Все это мой друг сказал на ходу, отчаянно прокладывая себе дорогу локтями, толкая людей и в грудь и в спину, отдавливая им ноги, сплющивая шляпы и сминая платья. Я следовал за ним, нанося не меньший урон соседям справа и слева. Наконец мы добрались до девушки, и я собственными глазами убедился в том, что она действительно была красавицей. Мой добрый и страстно влюбленный друг нисколько не преувеличивал: Марикилья стоила того, чтобы потерять из-за нее голову. Она пленяла взор смуглой бархатистой кожей, необычайно черными глазами, удивительно правильным носом, несравненным ртом и прекрасным, хоть и невысоким, лбом. Ее лицо и стройный, легкий стан словно дышали самозабвенной страстью; стоило ей опустить глаза, и уже казалось, что на ее фигуру падает нежная и ласковая тень, которая будто обволакивает и нас. Она спокойно улыбалась, но, когда мы приблизились, в ее взгляде мелькнул испуг. Все в ней выдавало женщину с сильным характером — скрытную, сдержанную, но страстную. С первой же минуты Марикилья показалась мне девушкой неразговорчивой, чуждой всякого кокетства, не умеющей притворяться, и впоследствии я имел возможность убедиться в верности своего суждения. Черты красавицы выражали невозмутимое спокойствие и уверенность в себе. В отличие от большинства женщин, лишь немногим из которых свойственно постоянство, она менялась редко, но уж если менялась, то всерьез. Обычно женщины, впечатлительные и податливые, как воск, тают от самого легкого жара; душевный же мир Марикильи, словно отлитой на прочнейшей стали, могло нарушить лишь самое неистовое пламя; но когда такая минута наступала, девушка становилась похожа на расплавленный металл, который обжигает всякого, кто к нему прикоснется.
Внимание мое привлекли не только ее красота, но и наряд, изящный и в известной степени даже роскошный. Наслышавшись россказней о чудовищной скаредности дядюшки Кандьолы, я предполагал, что дочь его ходит в отрепьях и даже не мечтает о модных туалетах и шляпках. Но я ошибался. Агустин Монторья рассказал мне потом, что этот архискупец не только тратился на свою дочь, но даже делал ей время от времени подарки, казавшиеся ему non plus ultra [25] расточительности. Кандьола, не моргнув глазом, дал бы умереть с голоду своим ближайшим родственникам, но, как только дело касалось дочери, проявлял поистине изумительную, феноменальную готовность тряхнуть мошной.

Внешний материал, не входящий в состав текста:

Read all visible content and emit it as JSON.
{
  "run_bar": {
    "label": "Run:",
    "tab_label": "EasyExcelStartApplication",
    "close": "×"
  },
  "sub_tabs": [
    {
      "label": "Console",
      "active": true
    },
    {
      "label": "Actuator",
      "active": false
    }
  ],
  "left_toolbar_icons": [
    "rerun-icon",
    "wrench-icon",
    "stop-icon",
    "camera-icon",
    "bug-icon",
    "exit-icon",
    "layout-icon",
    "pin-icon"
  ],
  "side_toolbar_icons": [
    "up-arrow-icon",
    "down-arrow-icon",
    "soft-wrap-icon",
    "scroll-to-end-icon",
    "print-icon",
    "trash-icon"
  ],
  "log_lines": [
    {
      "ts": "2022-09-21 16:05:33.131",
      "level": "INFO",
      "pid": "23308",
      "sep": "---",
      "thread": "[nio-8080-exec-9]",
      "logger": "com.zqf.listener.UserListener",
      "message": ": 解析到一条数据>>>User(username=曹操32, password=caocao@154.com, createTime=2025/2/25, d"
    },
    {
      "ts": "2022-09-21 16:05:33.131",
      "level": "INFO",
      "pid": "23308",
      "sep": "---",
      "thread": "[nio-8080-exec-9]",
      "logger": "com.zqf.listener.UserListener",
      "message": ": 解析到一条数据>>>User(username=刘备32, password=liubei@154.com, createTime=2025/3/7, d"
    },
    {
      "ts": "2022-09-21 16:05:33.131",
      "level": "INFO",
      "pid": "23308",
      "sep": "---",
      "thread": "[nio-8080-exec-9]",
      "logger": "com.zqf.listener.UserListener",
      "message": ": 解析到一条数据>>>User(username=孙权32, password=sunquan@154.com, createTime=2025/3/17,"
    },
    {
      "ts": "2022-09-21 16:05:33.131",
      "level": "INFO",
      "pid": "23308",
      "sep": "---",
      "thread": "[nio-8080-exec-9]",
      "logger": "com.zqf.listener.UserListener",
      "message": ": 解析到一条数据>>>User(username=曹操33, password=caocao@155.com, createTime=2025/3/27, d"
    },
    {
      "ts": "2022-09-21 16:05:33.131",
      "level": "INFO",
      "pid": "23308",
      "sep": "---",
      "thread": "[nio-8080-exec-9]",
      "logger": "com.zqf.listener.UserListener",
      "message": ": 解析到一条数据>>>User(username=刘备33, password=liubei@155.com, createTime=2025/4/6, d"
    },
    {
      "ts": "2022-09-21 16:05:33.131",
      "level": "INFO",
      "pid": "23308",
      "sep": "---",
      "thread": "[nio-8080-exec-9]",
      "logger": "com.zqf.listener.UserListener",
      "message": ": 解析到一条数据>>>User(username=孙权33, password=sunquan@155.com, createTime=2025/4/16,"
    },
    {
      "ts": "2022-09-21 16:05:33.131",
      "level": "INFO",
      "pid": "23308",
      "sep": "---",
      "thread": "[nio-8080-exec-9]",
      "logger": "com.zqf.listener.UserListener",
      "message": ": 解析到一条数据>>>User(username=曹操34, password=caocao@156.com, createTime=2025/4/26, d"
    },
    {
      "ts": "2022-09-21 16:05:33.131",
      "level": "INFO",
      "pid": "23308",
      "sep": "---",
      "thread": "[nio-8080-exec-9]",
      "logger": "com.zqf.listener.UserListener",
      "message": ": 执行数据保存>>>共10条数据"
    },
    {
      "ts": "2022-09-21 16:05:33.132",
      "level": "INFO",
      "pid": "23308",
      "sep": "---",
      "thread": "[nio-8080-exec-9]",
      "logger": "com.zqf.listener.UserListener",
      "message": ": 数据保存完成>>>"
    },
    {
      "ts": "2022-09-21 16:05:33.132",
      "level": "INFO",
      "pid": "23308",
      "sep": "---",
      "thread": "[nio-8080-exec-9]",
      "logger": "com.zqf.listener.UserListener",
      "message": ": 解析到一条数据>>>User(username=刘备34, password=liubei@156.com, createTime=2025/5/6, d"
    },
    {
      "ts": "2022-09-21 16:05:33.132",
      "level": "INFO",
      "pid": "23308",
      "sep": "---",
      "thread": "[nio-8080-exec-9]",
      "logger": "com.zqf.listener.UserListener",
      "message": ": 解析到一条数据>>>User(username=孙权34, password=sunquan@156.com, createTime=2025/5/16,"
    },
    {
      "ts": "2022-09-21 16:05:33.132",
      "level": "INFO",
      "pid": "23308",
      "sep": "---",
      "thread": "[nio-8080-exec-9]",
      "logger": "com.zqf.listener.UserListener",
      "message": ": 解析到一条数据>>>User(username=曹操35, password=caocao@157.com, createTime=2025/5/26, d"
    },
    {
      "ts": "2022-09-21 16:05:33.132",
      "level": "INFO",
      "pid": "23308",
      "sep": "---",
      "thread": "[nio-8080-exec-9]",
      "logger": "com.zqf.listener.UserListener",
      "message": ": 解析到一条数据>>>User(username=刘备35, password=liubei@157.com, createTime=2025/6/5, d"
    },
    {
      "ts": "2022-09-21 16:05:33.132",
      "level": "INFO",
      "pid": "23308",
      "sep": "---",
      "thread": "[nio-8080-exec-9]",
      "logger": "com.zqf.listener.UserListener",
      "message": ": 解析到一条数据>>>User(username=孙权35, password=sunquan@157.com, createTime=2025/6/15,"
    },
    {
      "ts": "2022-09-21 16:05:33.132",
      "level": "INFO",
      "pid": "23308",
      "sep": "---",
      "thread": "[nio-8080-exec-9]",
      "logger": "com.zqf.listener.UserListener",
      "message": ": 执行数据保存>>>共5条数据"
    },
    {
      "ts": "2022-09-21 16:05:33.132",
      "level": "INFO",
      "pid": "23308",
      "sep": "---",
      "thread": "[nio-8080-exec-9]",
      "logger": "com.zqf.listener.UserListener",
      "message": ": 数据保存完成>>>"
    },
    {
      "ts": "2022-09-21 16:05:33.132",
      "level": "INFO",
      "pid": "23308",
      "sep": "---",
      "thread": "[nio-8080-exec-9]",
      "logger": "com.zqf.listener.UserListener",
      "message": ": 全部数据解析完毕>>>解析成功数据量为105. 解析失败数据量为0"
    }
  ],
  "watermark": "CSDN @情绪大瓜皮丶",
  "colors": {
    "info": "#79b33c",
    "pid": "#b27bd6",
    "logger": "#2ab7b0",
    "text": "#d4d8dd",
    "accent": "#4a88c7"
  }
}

При всей своей жадности он оставался отцом и любил, вероятно, даже очень любил, несчастную девушку, щедрость по отношению к ней была первой и, быть может, единственной отрадой его бесцельного существования.
25
в'eрхом (лат.).
Обо всем этом следовало бы поговорить еще, но я изложу остальные подробности в ходе дальнейшего повествования, а сейчас замечу только, что не успел мой друг перекинуться несколькими словами со своей обожаемой Марией, как внезапно к нам подошел какой-то человек и, окинул нас обоих сверкающим взглядом, повернулся к девушке, взял ее за руку и сердито бросил:
— Что ты здесь делаешь? И зачем вы привели ее в храм в такое время, тетушка Гедита? Домой, немедленно домой!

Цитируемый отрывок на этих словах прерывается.